Andere zu motivieren und mit ihrer Leidenschaft für die heißen Rhythmen anzustecken, das gelingt der Truppe auch im Rahmen der Aktion „Zeitgeschenke“ des Brühler Kinderschutzbundes. Dabei schenken Vereine, Initiativen oder auch ganz normale Bürger Kindern ihre Zeit, um ihnen etwas Außergewöhnliches zu zeigen. „Wir haben viel Freude dabei, mit Kindern spielerisch zu arbeiten“, sagt Ralf-Werner Jeckel, der als Versicherungskaufmann in Köln arbeitet. „Es ist erstaunlich, in welch kurzer Zeit die Kinder einen Rhythmus einüben. Es ist faszinierend, wie schnell sie das lernen und umsetzen.“

Auftritt bei FC-Heimspiel

Nicht überall stößt Sambasurium auf Gegenliebe. Ihren ersten Probenraum mussten die Sambistas wieder räumen, nachdem es Beschwerden wegen der Lautstärke gegeben hatte. „Manchen ist es einfach zu laut“, meint Ralf-Werner Jeckel. „Und dafür haben wir auch Verständnis. Wir haben wahrscheinlich auch im Brühler Karnevalszug nicht nur Fans.“ Viel häufiger aber stecken die Sambafreunde die Menschen mit ihrer Musik an. „Wenn wir Karneval durch Köln laufen, bilden sich immer direkt Menschentrauben um uns herum. Die Leute tanzen und sind einfach gut drauf, egal ob jetzt in der Kölner Altstadt auf dem Rote-Funken-Platz oder im Geisterzug.“

Die größte Menschenmenge, vor der Sambasurium bis jetzt spielen durfte, und das Highlight in der bisherigen 12-jährigen Geschichte der Musikgruppe war der Auftritt im Kölner RheinEnergieStadion. Vor der prall gefüllten Südkurve heizten die Brühler vor drei Jahren die Fans ein und stimmten sie auf ein Meisterschaftsspiel gegen Eintracht Trier ein. „Unser Freund Uli Füsser hat das eingefädelt“, erzählt Ralf-Werner Jeckel. „Er ist Abteilungsleiter bei Misereor und unterstützte die Aktion „Anstoß mit Herz“, die in Kooperation mit dem 1. FC Köln durchgeführt wurde. Wir wurden dann groß angekündigt, durften vor der Südkurve aufmarschieren und haben dann richtig Stimmung gemacht. Wir wurden sehr freundlich aufgenommen.

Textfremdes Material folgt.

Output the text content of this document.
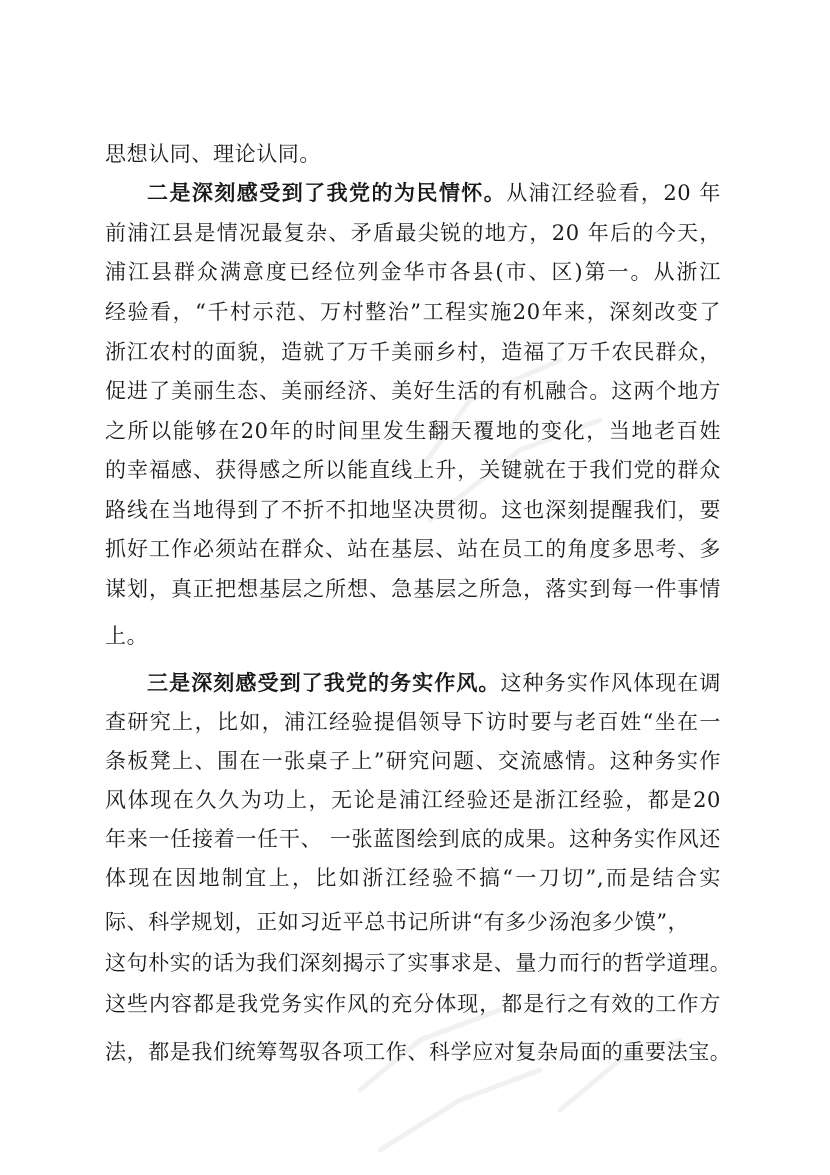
思想认同、理论认同。
二是深刻感受到了我党的为民情怀。从浦江经验看，20 年
前浦江县是情况最复杂、矛盾最尖锐的地方，20 年后的今天，
浦江县群众满意度已经位列金华市各县(市、区)第一。从浙江
经验看，“千村示范、万村整治”工程实施20年来，深刻改变了
浙江农村的面貌，造就了万千美丽乡村，造福了万千农民群众，
促进了美丽生态、美丽经济、美好生活的有机融合。这两个地方
之所以能够在20年的时间里发生翻天覆地的变化，当地老百姓
的幸福感、获得感之所以能直线上升，关键就在于我们党的群众
路线在当地得到了不折不扣地坚决贯彻。这也深刻提醒我们，要
抓好工作必须站在群众、站在基层、站在员工的角度多思考、多
谋划，真正把想基层之所想、急基层之所急，落实到每一件事情
上。
三是深刻感受到了我党的务实作风。这种务实作风体现在调
查研究上，比如，浦江经验提倡领导下访时要与老百姓“坐在一
条板凳上、围在一张桌子上”研究问题、交流感情。这种务实作
风体现在久久为功上，无论是浦江经验还是浙江经验，都是20
年来一任接着一任干、 一张蓝图绘到底的成果。这种务实作风还
体现在因地制宜上，比如浙江经验不搞“一刀切”,而是结合实
际、科学规划，正如习近平总书记所讲“有多少汤泡多少馍”，
这句朴实的话为我们深刻揭示了实事求是、量力而行的哲学道理。
这些内容都是我党务实作风的充分体现，都是行之有效的工作方
法，都是我们统筹驾驭各项工作、科学应对复杂局面的重要法宝。
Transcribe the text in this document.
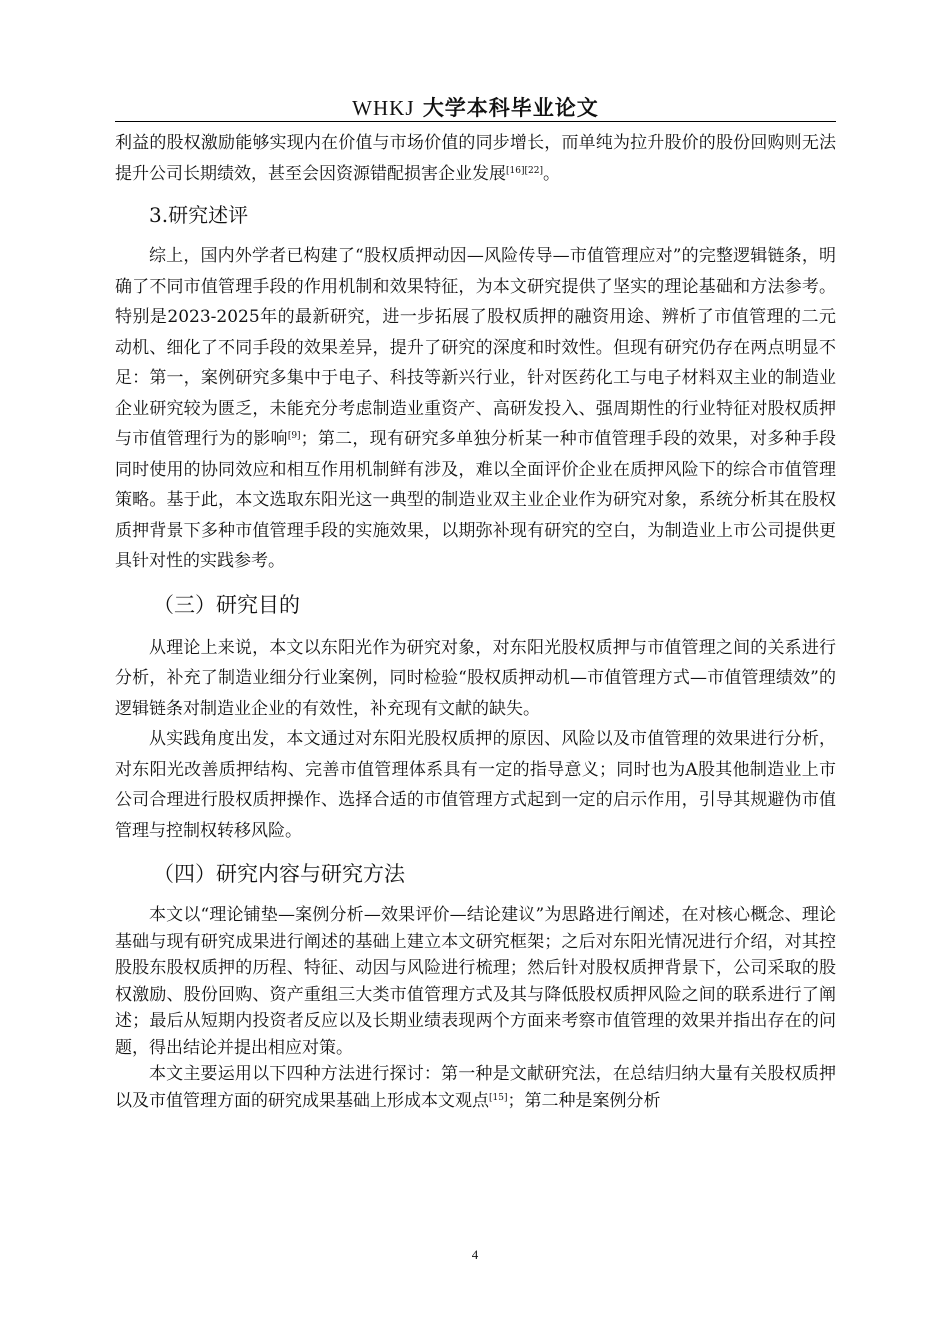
WHKJ 大学本科毕业论文

利益的股权激励能够实现内在价值与市场价值的同步增长，而单纯为拉升股价的股份回购则无法提升公司长期绩效，甚至会因资源错配损害企业发展[16][22]。

3.研究述评

综上，国内外学者已构建了“股权质押动因—风险传导—市值管理应对”的完整逻辑链条，明确了不同市值管理手段的作用机制和效果特征，为本文研究提供了坚实的理论基础和方法参考。特别是2023-2025年的最新研究，进一步拓展了股权质押的融资用途、辨析了市值管理的二元动机、细化了不同手段的效果差异，提升了研究的深度和时效性。但现有研究仍存在两点明显不足：第一，案例研究多集中于电子、科技等新兴行业，针对医药化工与电子材料双主业的制造业企业研究较为匮乏，未能充分考虑制造业重资产、高研发投入、强周期性的行业特征对股权质押与市值管理行为的影响[9]；第二，现有研究多单独分析某一种市值管理手段的效果，对多种手段同时使用的协同效应和相互作用机制鲜有涉及，难以全面评价企业在质押风险下的综合市值管理策略。基于此，本文选取东阳光这一典型的制造业双主业企业作为研究对象，系统分析其在股权质押背景下多种市值管理手段的实施效果，以期弥补现有研究的空白，为制造业上市公司提供更具针对性的实践参考。

（三）研究目的

从理论上来说，本文以东阳光作为研究对象，对东阳光股权质押与市值管理之间的关系进行分析，补充了制造业细分行业案例，同时检验“股权质押动机—市值管理方式—市值管理绩效”的逻辑链条对制造业企业的有效性，补充现有文献的缺失。

从实践角度出发，本文通过对东阳光股权质押的原因、风险以及市值管理的效果进行分析，对东阳光改善质押结构、完善市值管理体系具有一定的指导意义；同时也为A股其他制造业上市公司合理进行股权质押操作、选择合适的市值管理方式起到一定的启示作用，引导其规避伪市值管理与控制权转移风险。

（四）研究内容与研究方法

本文以“理论铺垫—案例分析—效果评价—结论建议”为思路进行阐述，在对核心概念、理论基础与现有研究成果进行阐述的基础上建立本文研究框架；之后对东阳光情况进行介绍，对其控股股东股权质押的历程、特征、动因与风险进行梳理；然后针对股权质押背景下，公司采取的股权激励、股份回购、资产重组三大类市值管理方式及其与降低股权质押风险之间的联系进行了阐述；最后从短期内投资者反应以及长期业绩表现两个方面来考察市值管理的效果并指出存在的问题，得出结论并提出相应对策。

本文主要运用以下四种方法进行探讨：第一种是文献研究法，在总结归纳大量有关股权质押以及市值管理方面的研究成果基础上形成本文观点[15]；第二种是案例分析

4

Es war sehr beeindruckend, zumal ich ja auch noch FC-Fan bin.“

 

Unvergessen ist auch der Sambasurium-Auftritt bei der großen Sitzung der KG Fidele Kaufleute im Kölner Satorysaal. „Der Literat der Fidelen Kaufleute hatte uns beim Stadtlauf erlebt und uns angesprochen, weil er uns unbedingt in der Sitzung dabei haben wollte“, berichtet Ralf-Werner Jeckel. „Wir sind vor Brings auf die Bühne gegangen, haben aber mit denen leider nicht mehr sprechen können.“

Jetzt freuen sich die rheinischen Sambistas auf die Session und viele gemeinsame Feiern. Sie werden wieder den Brühler Karneval bereichern und bis zur Verbrennung ihres eigenen Nubbel aus Spaß an der Freude im Rhythmus der Sambatrommeln durch die Straßen ziehen. Zu überhören sind sie dabei nicht.